Media coverage was extensive, but the most insightful article imo was this one by Mitch Ratcliffe:
He brings up several interesting points. One that I've wondered about for a long time is what exactly MSFT's massive $7B/annual R&D spend represents? According to Ballmer, only about $250M is actual "R" leaving $6.5B of "D". Is that simply operational product development costs masquerading as R&D for tax purposes? If so, it's pretty concerning wrt to what the true [non-variable] costs of MSFT's product development might be. It also calls into question whether Ballmer should be touting it as the massive differentiator that he does. Anyway, if someone has some insight into how that $6.5B is seperate from general product development, I'd be interested.
A second comment he makes is critical imo:
The really cogent argument Ballmer did offer for the reliance on internally developed technologies and products was XBox. He pointed out that, if Microsoft had acquired Nintendo (whose U.S. headquarters is just down the street and now surrounded by Microsoft's campus), it would have spent three to four times as much as it will lose in the early years of XBox and "we would have had a business we didn't understand as well, wasn't as good, wasn't as well-positioned and essentially would have cost our shareholders an additional $6 billion, $8 billion." All true, yet it doesn't seem to inform Ballmer's strategic approach to extending Microsoft's business.
If the build-it-don't-buy-it case is proven by XBox, Ballmer should be much stronger in his defense of Microsoft's $35 billion cash reserve, more of which should be going into basic research now to put the company at an advantage later.
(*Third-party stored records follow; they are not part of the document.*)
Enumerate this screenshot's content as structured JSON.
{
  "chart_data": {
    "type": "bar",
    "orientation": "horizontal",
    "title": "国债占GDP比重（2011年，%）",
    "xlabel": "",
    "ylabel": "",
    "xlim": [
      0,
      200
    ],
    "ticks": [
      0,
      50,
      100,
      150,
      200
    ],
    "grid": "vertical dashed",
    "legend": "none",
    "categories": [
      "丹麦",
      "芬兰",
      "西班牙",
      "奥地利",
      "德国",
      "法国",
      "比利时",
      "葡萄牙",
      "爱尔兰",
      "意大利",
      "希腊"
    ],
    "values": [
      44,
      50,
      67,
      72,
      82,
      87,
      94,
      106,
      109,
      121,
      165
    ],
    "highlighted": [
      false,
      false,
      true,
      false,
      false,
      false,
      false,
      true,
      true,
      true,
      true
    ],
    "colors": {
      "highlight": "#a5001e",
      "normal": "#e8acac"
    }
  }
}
Exactly! If Ballmer believes that the massive investments he's made over the past 5 years have been wise for shareholders, then he needs to articulate that and in some detail - in particular because these emerging businesses as a group are still collectively unprofitable and detracting from earnings and hence the current stock price. His unwillingness to do so suggests that he can't because he doesn't know the answer, or that he won't because he knows the answer might not be sufficiently compelling to convince investors that it was a good risk/reward. IMO, it's more likely the latter, although I'm still willing to give Ballmer the benefit of the doubt. However, until he comes across with some detail, investors will view all the new "investments" through the prism of this past track record and conclude that it simply means more big dollars being spent upfront for unclear future returns.